The power grid can go down for a number of reasons. But, the risk of malicious, human-caused shutdowns could become less likely thanks to work recently completed by Hailey-headquartered Power Engineers.
Power recently helped “bench test” a device known as the Constrained Cyber Communication Device, or C3D, against a series of remote access attempts indicative of a cyberattack during a demonstration at the Idaho National Laboratory’s (INL) Critical Infrastructure Test Range Complex near Idaho Falls.
“It worked perfectly,” said Jake Gentle, a senior power systems engineer for the Idaho National Laboratory. “This is an innovative approach. There is nothing like it. It was meant to fill a gap that the energy industry had recognized.”
During the test, the device alerted operators to abnormal commands and blocked them automatically, preventing the attacks from accessing and damaging critical power grid components. In other words, it functions like the lock on a very complex door, Gentle said.
“In a house, we can control the door lock with a deadbolt from inside or open it with key from outside,” Gentle said. “The C3D prevents the use of that external key. It is intended to be in use all the time, unless disabled for certain reasons, such as maintenance.”
INL teamed up with Power Engineers and Visgence, Inc., as well as academic researchers to develop the device. Power played an advisory role in testing it.

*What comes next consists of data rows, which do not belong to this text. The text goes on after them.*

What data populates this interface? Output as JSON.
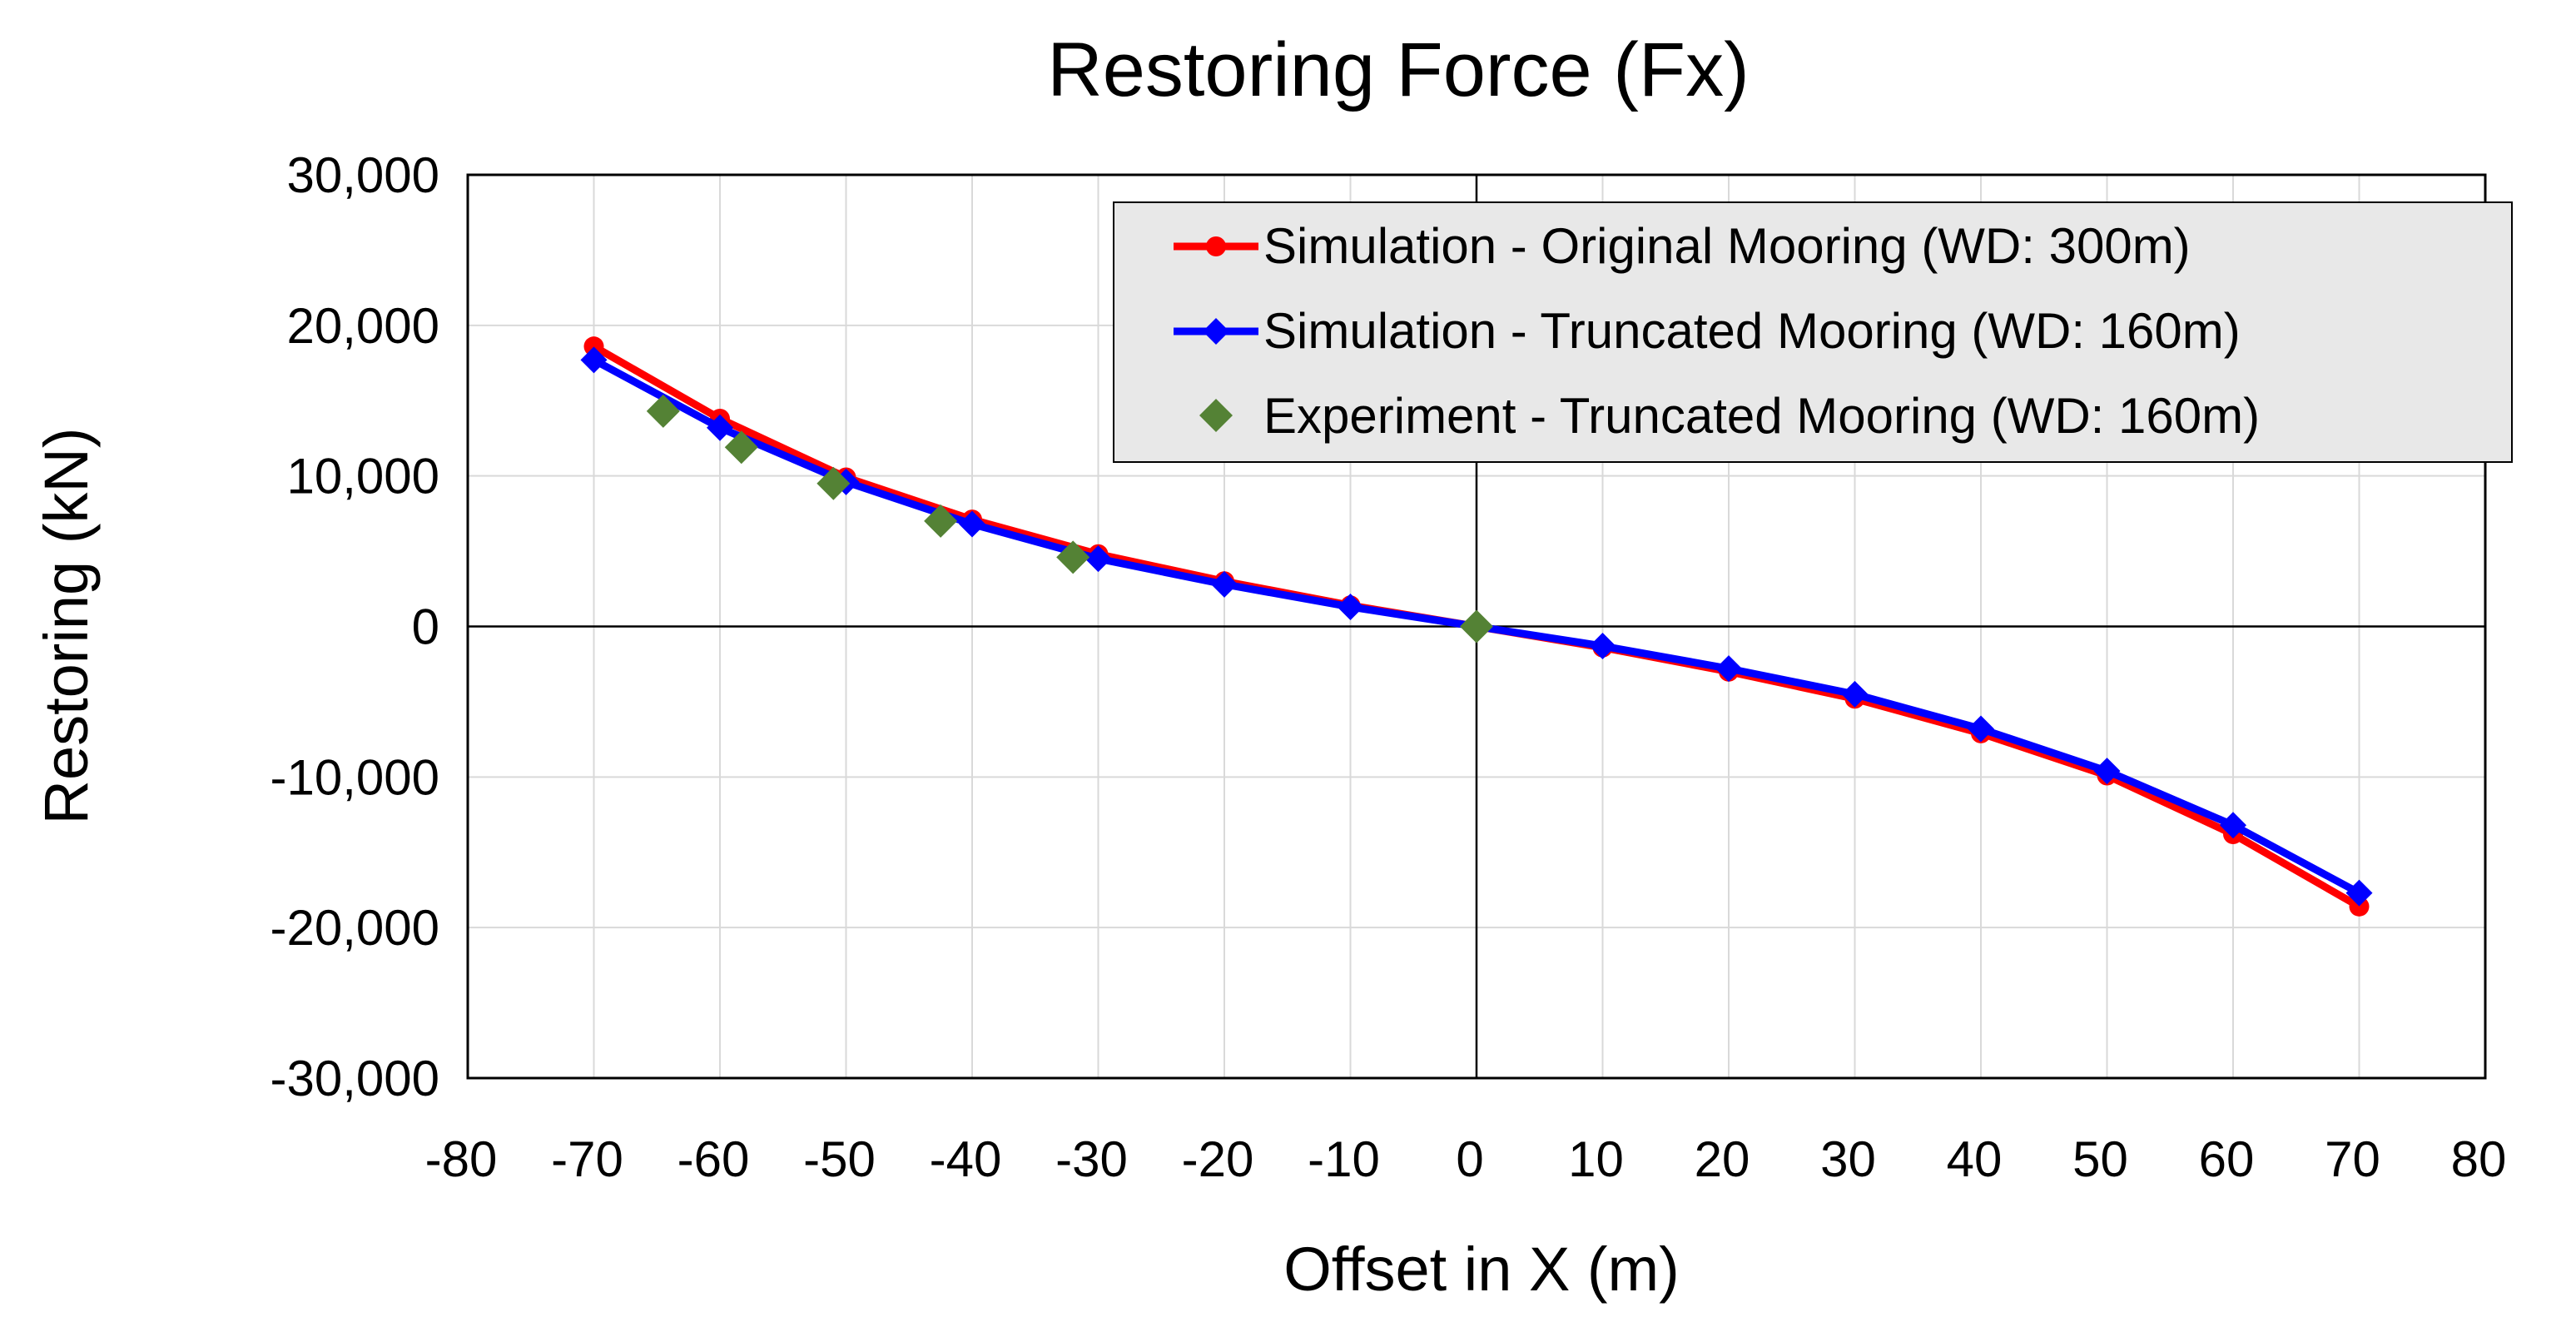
{
  "chart_data": {
    "type": "scatter",
    "title": "Restoring Force (Fx)",
    "xlabel": "Offset in X (m)",
    "ylabel": "Restoring (kN)",
    "xlim": [
      -80,
      80
    ],
    "ylim": [
      -30000,
      30000
    ],
    "x_ticks": [
      -80,
      -70,
      -60,
      -50,
      -40,
      -30,
      -20,
      -10,
      0,
      10,
      20,
      30,
      40,
      50,
      60,
      70,
      80
    ],
    "y_ticks": [
      -30000,
      -20000,
      -10000,
      0,
      10000,
      20000,
      30000
    ],
    "x_tick_labels": [
      "-80",
      "-70",
      "-60",
      "-50",
      "-40",
      "-30",
      "-20",
      "-10",
      "0",
      "10",
      "20",
      "30",
      "40",
      "50",
      "60",
      "70",
      "80"
    ],
    "y_tick_labels": [
      "-30,000",
      "-20,000",
      "-10,000",
      "0",
      "10,000",
      "20,000",
      "30,000"
    ],
    "grid": true,
    "legend_position": "top-right",
    "series": [
      {
        "name": "Simulation - Original Mooring (WD: 300m)",
        "color": "#ff0000",
        "marker": "circle",
        "line": true,
        "points": [
          [
            -70,
            18600
          ],
          [
            -60,
            13800
          ],
          [
            -50,
            9900
          ],
          [
            -40,
            7100
          ],
          [
            -30,
            4800
          ],
          [
            -20,
            3000
          ],
          [
            -10,
            1400
          ],
          [
            0,
            0
          ],
          [
            10,
            -1400
          ],
          [
            20,
            -3000
          ],
          [
            30,
            -4800
          ],
          [
            40,
            -7100
          ],
          [
            50,
            -9900
          ],
          [
            60,
            -13800
          ],
          [
            70,
            -18600
          ]
        ]
      },
      {
        "name": "Simulation - Truncated Mooring (WD: 160m)",
        "color": "#0000ff",
        "marker": "diamond",
        "line": true,
        "points": [
          [
            -70,
            17700
          ],
          [
            -60,
            13200
          ],
          [
            -50,
            9600
          ],
          [
            -40,
            6800
          ],
          [
            -30,
            4500
          ],
          [
            -20,
            2800
          ],
          [
            -10,
            1300
          ],
          [
            0,
            0
          ],
          [
            10,
            -1300
          ],
          [
            20,
            -2800
          ],
          [
            30,
            -4500
          ],
          [
            40,
            -6800
          ],
          [
            50,
            -9600
          ],
          [
            60,
            -13200
          ],
          [
            70,
            -17700
          ]
        ]
      },
      {
        "name": "Experiment - Truncated Mooring (WD: 160m)",
        "color": "#548235",
        "marker": "diamond",
        "line": false,
        "points": [
          [
            -64.5,
            14300
          ],
          [
            -58.3,
            11900
          ],
          [
            -51,
            9500
          ],
          [
            -42.5,
            7000
          ],
          [
            -32,
            4600
          ],
          [
            0,
            0
          ]
        ]
      }
    ]
  }
}
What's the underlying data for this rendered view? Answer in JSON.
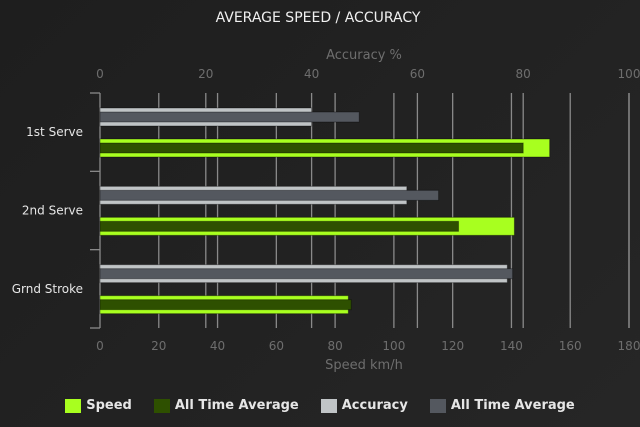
{
  "chart_data": {
    "type": "bar",
    "orientation": "horizontal",
    "title": "AVERAGE SPEED / ACCURACY",
    "categories": [
      "1st Serve",
      "2nd Serve",
      "Grnd Stroke"
    ],
    "axes": {
      "top": {
        "label": "Accuracy %",
        "range": [
          0,
          100
        ],
        "ticks": [
          "0",
          "20",
          "40",
          "60",
          "80",
          "100"
        ]
      },
      "bottom": {
        "label": "Speed km/h",
        "range": [
          0,
          180
        ],
        "ticks": [
          "0",
          "20",
          "40",
          "60",
          "80",
          "100",
          "120",
          "140",
          "160",
          "180"
        ]
      }
    },
    "grid": true,
    "legend_position": "bottom",
    "series": [
      {
        "name": "Speed",
        "axis": "bottom",
        "color": "#a8ff1f",
        "values": [
          153,
          141,
          84.5
        ]
      },
      {
        "name": "All Time Average",
        "axis": "bottom",
        "color": "#2e5000",
        "values": [
          144,
          122,
          85.5
        ]
      },
      {
        "name": "Accuracy",
        "axis": "top",
        "color": "#c0c4c6",
        "values": [
          40,
          58,
          77
        ]
      },
      {
        "name": "All Time Average",
        "axis": "top",
        "color": "#54585f",
        "values": [
          49,
          64,
          78
        ]
      }
    ]
  }
}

Gentle said the C3D project was three years in planning and production.
Gentle said the U.S has been fortunate to avoid widespread malicious power grid disturbances, but other infrastructure has been shown to be vulnerable. The Colonial Pipeline, for example, shut down on May 7 due to a ransomware cyberattack that impacted computerized equipment managing the fuel pipeline in the Southeastern U.S.
“There could be a parallel power grid attack,” Gentle said. “It could begin with a ransomware attack, but the C3D would provide a last line of impenetrable defense against such an attack. It constrains communication from an outside source to an electrical relay, which controls a breaker.”
According to a press release from Power Engineers, relays are critical to the nation’s power grid and are designed to rapidly command breakers to turn off the flow of electricity when a disturbance is detected.
“For instance, relays can prevent expensive equipment from being damaged when a power line fails because of a severe storm,” The press release states. “Relays are not traditionally designed to block the speed and stealth of a cyberattack, which can send wild commands to grid equipment in milliseconds. Stopping this kind of attack requires intelligent and automatic filtering technology.”
Before moving the C3D to its test range complex, INL tested the technology at Power Engineer’s lab in Boise in a prototype “hardware-in-the-loop” environment separate from the actual power grid to ensure that the solution worked across multiple equipment types and vendors.
“This bench scale testing was the first step in determining if the technology could achieve the desired result of increased resilience across a diverse technology and equipment set,” it states.
The development of the device was funded by the U.S. Department of Energy’s Office of Electricity under the Protective Relay Permission Communication Project. The technology and an associated software package will undergo further testing before being made available for licensing to private industry.
Gentle said INL would eventually license the technology to industry partners, consultants, and service providers. The next step for the device is to have it tested on a section of the power grid within the Western Area Power Administration.
“It’s still in prototype phase, he said, “but we are in discussion with potential licensees.”